Imagine you’re in a situation where you need expert advice, but the expert is not available. Maybe you want to plant a garden but don’t know which plants are best for your climate or soil, or perhaps you need help with diagnosing a problem in a machine. Normally, you’d ask an expert who has years of experience in that field. But what if you could have access to an expert’s knowledge anytime you needed it, without calling someone? That’s where expert systems come in.
What is an Expert System?
An expert system is a type of computer program that helps solve problems by using the knowledge and decision-making skills of an expert in a particular field. Instead of relying on a human expert, you rely on a computer program that has been trained with expert knowledge. This program can answer questions, solve problems, and make decisions the way an expert would.
Think of it like asking a computer to “think” and provide solutions based on its expert knowledge. It’s like having a virtual expert available whenever you need help!

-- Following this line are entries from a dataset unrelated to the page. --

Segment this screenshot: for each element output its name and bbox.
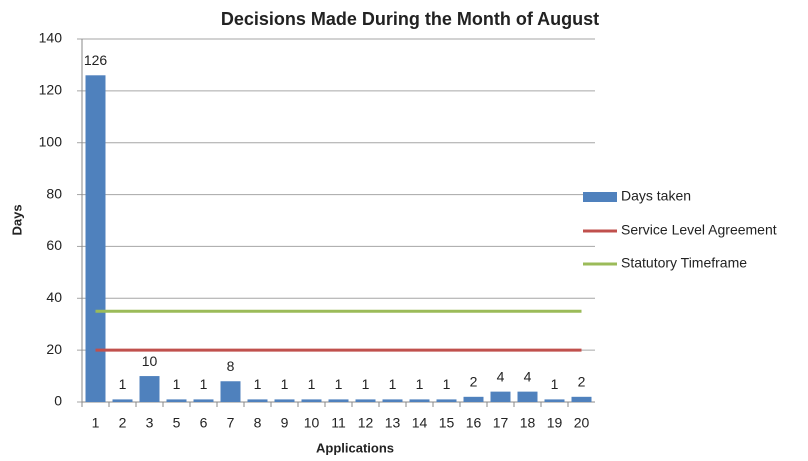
legend-swatch — [583, 192, 617, 202]
y-tick-label: 140 — [39, 30, 63, 46]
bar — [517, 391, 538, 402]
y-tick-label: 120 — [39, 82, 63, 98]
data-label: 1 — [200, 376, 208, 392]
data-label: 1 — [335, 376, 343, 392]
bar — [220, 381, 241, 402]
bar — [382, 399, 403, 402]
data-label: 1 — [119, 376, 127, 392]
x-tick-label: 13 — [385, 415, 401, 431]
data-label: 1 — [362, 376, 370, 392]
bar — [328, 399, 349, 402]
data-label: 1 — [389, 376, 397, 392]
bar — [301, 399, 322, 402]
data-label: 126 — [84, 52, 108, 68]
data-label: 2 — [578, 374, 586, 390]
data-label: 1 — [173, 376, 181, 392]
y-tick-label: 60 — [46, 237, 62, 253]
data-label: 1 — [308, 376, 316, 392]
x-tick-label: 18 — [520, 415, 536, 431]
x-axis-label: Applications — [316, 440, 394, 455]
bar — [247, 399, 268, 402]
x-tick-label: 6 — [200, 415, 208, 431]
x-tick-label: 12 — [358, 415, 374, 431]
y-tick-label: 0 — [54, 393, 62, 409]
x-tick-label: 15 — [439, 415, 455, 431]
data-label: 2 — [470, 374, 478, 390]
x-tick-label: 1 — [92, 415, 100, 431]
y-tick-label: 100 — [39, 133, 63, 149]
x-tick-label: 3 — [146, 415, 154, 431]
bar — [139, 376, 160, 402]
y-tick-label: 20 — [46, 341, 62, 357]
data-label: 1 — [416, 376, 424, 392]
x-tick-label: 10 — [304, 415, 320, 431]
y-axis-label: Days — [9, 204, 24, 235]
data-label: 8 — [227, 358, 235, 374]
data-label: 1 — [443, 376, 451, 392]
data-label: 1 — [281, 376, 289, 392]
data-label: 4 — [497, 368, 505, 384]
chart-title: Decisions Made During the Month of Augus… — [221, 9, 599, 29]
bar — [166, 399, 187, 402]
x-tick-label: 16 — [466, 415, 482, 431]
data-label: 4 — [524, 368, 532, 384]
bar — [85, 75, 106, 403]
bar — [409, 399, 430, 402]
bar — [490, 391, 511, 402]
x-tick-label: 14 — [412, 415, 428, 431]
x-tick-label: 7 — [227, 415, 235, 431]
x-tick-label: 17 — [493, 415, 509, 431]
bar — [355, 399, 376, 402]
x-tick-label: 5 — [173, 415, 181, 431]
y-tick-label: 80 — [46, 185, 62, 201]
legend-label: Days taken — [621, 188, 691, 204]
y-tick-label: 40 — [46, 289, 62, 305]
bar — [274, 399, 295, 402]
x-tick-label: 2 — [119, 415, 127, 431]
data-label: 1 — [551, 376, 559, 392]
x-tick-label: 11 — [331, 415, 346, 431]
data-label: 1 — [254, 376, 262, 392]
bar — [544, 399, 565, 402]
x-tick-label: 9 — [281, 415, 289, 431]
data-label: 10 — [142, 353, 158, 369]
x-tick-label: 20 — [574, 415, 590, 431]
bar — [571, 396, 592, 402]
x-tick-label: 19 — [547, 415, 563, 431]
bar — [463, 396, 484, 402]
bar — [436, 399, 457, 402]
legend-label: Service Level Agreement — [621, 222, 777, 238]
legend-label: Statutory Timeframe — [621, 255, 747, 271]
bar — [193, 399, 214, 402]
bar — [112, 399, 133, 402]
x-tick-label: 8 — [254, 415, 262, 431]
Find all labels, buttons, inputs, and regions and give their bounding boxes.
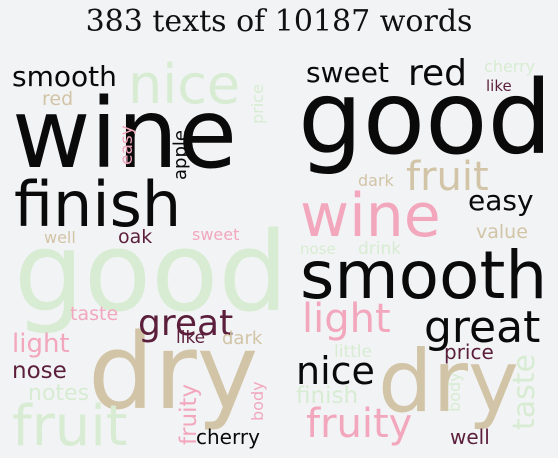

How Does an Expert System Work?
An expert system is built with three main parts:
- The Knowledge Base
The knowledge base is the heart of the expert system. It’s a collection of information, facts, and rules that an expert would use to make decisions. Experts help create this knowledge base by writing down rules like “If the temperature is above 90°F, then water the plant more often,” or “If the patient has a fever and a cough, then they might have a cold.” This part of the system stores all the knowledge, just like a big library of information. - The Working Memory
This is where the expert system keeps track of the current situation or facts it’s working with. For example, in the gardening example, the system might store details like “The garden has a lot of sun,” or “The soil is clay-based.” In a medical system, it might store things like “The patient has a fever and a sore throat.”The working memory keeps track of everything that’s important for solving the current problem. - The Inference Engine
The inference engine is the part of the system that actually does the thinking. It looks at the facts in the working memory and compares them to the rules in the knowledge base to figure out what’s happening and what should be done next. For example, if the rule says, “If the soil is dry, then water the plant,” and the system knows that the soil is dry, the inference engine will give the recommendation, “Water the plant.” This part helps the system make decisions and solve problems, just like an expert would do.
How Expert Systems Are Built
Building an expert system is like creating a recipe for solving problems. The first step is gathering a lot of information about the area you want the system to help with. Experts in that field work with computer scientists to turn their knowledge into a set of rules.
Once the rules are written and stored in the knowledge base, the system can be tested. During testing, it’s used to solve real problems and see if it gives the right answers. Just like when you learn from your mistakes, an expert system improves over time. If it makes an error, the system’s rules can be updated to make it better.
Real-World Examples of Expert Systems
Let’s take a look at some real-world examples of expert systems that have been developed:
- MYCIN
MYCIN was one of the first expert systems, created in the 1970s to help doctors diagnose bacterial infections. It asked questions about the patient’s symptoms and test results, and then it used rules to give the doctor a recommendation about what the infection might be and what treatment could work. Although MYCIN is no longer in use today, it helped pave the way for the development of medical expert systems. - XCON
In the 1980s, a company called Digital Equipment Corporation (DEC) created an expert system called XCON. DEC needed help with managing the complex parts used in assembling computers. XCON would check that each order had the right components before the computer was assembled, reducing errors and saving time. By using the system, DEC could send out more computers without worrying about mistakes in the orders. - DELTA
General Electric (GE) created another expert system called DELTA in the 1980s. This system was used to troubleshoot and repair diesel engines. It captured the knowledge of David I. Smith, a senior GE engineer who was known as an expert in locomotive engines. DELTA helped other engineers and technicians fix problems by using over 500 rules about how to diagnose and repair different types of engine issues.
Why Are Expert Systems Useful?
Expert systems have many benefits:
- Efficiency: They allow companies and individuals to solve problems quickly without needing an expert present. This can save time and money.
- Access to Expertise: Since expert systems can be available 24/7, anyone with access to the system can get expert advice, even if the expert is unavailable or retired.
- Consistency: Expert systems always make decisions based on the same rules, ensuring consistency in problem-solving.
How Do Expert Systems Keep Improving?
Creating an expert system is a process that doesn’t stop once the program is running. As new information and situations arise, the system needs to be updated. Experts regularly add new rules or tweak the existing ones to ensure that the system stays up to date. Over time, the system gets better at solving problems, just like an expert who continues learning and gaining experience.
Conclusion
Expert systems are a powerful tool that allow us to store and use the knowledge of experts, making it possible to get expert advice and solve problems without needing an actual expert around. They have been used in many industries, from healthcare to manufacturing, and continue to improve over time.
By mimicking the way experts think, expert systems help people make decisions and solve problems more efficiently. They may not replace human experts, but they’re a valuable tool for using their knowledge to help others.